W ubiegł poniedziałek rozpoczęła się ewakuacja rannych żołnierzy z zakładów Azowstal w Mariupolu. W nocy z poniedziałku na wtorek ewakuowano 53 ciężko rannych żołnierzy, którzy trafili do szpitali w okupowanym Nowoazowska. Kolejnych 211 żołnierzy wywieziono do okupowanej Oleniwki, skąd mają trafić korytarzem humanitarnym na terytorium Ukrainy, w ramach wymiany jeńców.
Pod koniec ubiegłego tygodnia dowódca Pułku Azow ppłk Denys Prokopenko relacjonował w mediach społecznościowych, że z fabryki ewakuowano już cywilów i ciężko rannych ukraińskich żołnierzy, a służby zajęły się usuwaniem zwłok zabitych osób.
Sytuacja jeńców z Azowstalu
Obrońcy Azowstalu stali się symbolem niezłomności i odwagi. Mimo trudnych warunków, zdecydowali się na walkę do samego końca. Od momentu kapitulacji zakładów, władze w Kijowie starają się doprowadzić do ich uwolnienia. Tydzień po kapitulacji wciąż nie doszło jednak do wymiany jeńców wojennych.
W rozmowie z brytyjskim dziennikiem "The Guardian", żona Prokopenki poinformowała jednak, że warunki w jakich trzymani są jeńcy są "zadowalające".
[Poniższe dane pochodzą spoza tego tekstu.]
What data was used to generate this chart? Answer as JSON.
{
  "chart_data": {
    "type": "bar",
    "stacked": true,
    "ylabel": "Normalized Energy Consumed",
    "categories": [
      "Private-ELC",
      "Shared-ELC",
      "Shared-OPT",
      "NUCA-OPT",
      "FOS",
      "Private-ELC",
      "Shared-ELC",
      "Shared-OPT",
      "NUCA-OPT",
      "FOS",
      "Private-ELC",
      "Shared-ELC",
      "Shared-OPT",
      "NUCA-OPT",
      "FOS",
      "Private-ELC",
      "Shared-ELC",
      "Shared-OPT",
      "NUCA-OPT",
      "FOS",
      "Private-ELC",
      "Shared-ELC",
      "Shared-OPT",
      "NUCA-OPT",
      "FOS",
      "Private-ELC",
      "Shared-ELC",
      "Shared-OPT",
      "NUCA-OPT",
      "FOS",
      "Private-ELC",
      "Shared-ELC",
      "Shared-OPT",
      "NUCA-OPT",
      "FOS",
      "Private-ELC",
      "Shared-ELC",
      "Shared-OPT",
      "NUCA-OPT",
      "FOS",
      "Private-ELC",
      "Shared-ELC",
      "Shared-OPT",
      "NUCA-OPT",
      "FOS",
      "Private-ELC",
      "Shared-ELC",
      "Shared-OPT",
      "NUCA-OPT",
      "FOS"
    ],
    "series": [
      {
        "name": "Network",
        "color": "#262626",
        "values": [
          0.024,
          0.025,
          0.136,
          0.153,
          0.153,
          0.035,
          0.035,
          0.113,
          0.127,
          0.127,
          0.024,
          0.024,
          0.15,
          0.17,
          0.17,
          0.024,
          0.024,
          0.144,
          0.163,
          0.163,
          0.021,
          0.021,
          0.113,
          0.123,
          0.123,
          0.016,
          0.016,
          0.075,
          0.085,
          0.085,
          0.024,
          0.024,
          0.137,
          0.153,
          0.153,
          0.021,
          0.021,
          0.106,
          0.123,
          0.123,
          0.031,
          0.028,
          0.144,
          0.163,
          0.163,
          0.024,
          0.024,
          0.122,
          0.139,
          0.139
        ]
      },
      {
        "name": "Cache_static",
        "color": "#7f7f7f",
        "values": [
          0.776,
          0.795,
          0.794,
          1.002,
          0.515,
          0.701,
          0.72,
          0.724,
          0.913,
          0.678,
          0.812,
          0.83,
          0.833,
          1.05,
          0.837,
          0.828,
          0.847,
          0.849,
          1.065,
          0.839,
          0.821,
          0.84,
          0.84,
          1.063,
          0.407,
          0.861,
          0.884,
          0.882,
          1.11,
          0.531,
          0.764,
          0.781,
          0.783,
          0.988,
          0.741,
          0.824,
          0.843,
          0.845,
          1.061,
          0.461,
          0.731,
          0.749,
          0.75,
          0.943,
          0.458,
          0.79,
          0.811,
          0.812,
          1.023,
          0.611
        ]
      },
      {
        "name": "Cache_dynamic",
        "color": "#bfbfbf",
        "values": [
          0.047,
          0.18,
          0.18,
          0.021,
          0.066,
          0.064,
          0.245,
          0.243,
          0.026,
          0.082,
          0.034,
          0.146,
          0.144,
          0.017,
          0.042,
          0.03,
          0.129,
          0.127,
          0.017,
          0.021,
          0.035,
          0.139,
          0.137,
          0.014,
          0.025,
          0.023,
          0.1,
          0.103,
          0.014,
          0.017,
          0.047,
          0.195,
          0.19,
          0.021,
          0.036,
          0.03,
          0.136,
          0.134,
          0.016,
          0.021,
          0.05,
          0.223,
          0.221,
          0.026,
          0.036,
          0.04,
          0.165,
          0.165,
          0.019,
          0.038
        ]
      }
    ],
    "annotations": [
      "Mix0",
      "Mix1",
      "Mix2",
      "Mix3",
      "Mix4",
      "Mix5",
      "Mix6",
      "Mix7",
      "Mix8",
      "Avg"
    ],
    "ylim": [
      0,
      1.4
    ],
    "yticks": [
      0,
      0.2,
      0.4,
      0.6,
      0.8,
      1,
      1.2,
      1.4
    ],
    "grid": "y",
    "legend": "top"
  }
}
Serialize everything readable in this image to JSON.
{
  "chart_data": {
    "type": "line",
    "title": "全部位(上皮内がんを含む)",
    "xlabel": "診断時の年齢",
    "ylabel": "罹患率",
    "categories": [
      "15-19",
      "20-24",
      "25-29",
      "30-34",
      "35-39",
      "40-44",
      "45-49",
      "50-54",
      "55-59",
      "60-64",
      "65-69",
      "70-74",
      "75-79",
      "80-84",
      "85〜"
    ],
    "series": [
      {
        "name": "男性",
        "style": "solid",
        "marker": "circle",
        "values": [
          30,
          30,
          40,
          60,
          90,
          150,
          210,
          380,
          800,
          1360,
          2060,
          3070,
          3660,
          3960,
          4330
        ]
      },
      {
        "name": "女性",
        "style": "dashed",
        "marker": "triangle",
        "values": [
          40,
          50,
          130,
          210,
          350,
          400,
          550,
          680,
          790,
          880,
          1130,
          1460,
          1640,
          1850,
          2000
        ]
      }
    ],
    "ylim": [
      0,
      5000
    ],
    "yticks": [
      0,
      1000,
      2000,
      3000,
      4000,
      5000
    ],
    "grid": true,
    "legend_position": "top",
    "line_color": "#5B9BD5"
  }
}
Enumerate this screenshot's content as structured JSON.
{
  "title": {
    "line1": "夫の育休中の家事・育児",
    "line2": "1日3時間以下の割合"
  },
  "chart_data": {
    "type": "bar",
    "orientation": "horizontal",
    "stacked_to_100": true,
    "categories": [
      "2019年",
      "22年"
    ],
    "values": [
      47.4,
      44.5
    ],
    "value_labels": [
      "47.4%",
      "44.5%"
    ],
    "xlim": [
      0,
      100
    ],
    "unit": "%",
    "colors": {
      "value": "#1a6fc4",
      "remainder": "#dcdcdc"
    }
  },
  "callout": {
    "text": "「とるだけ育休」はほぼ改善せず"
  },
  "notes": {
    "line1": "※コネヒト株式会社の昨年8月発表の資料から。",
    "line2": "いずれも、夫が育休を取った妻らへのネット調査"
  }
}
Kobieta miała możliwość porozmawiać ze swoim mężem, który zapewnił ją, że nic mu nie jest. – Powiedział, że u niego jest "OK" i zapytał jak ja się czuję (...) Słyszałam też z innych źródeł, że warunki w jakich ich trzymają są zadowalające – relacjonowała Kataryna.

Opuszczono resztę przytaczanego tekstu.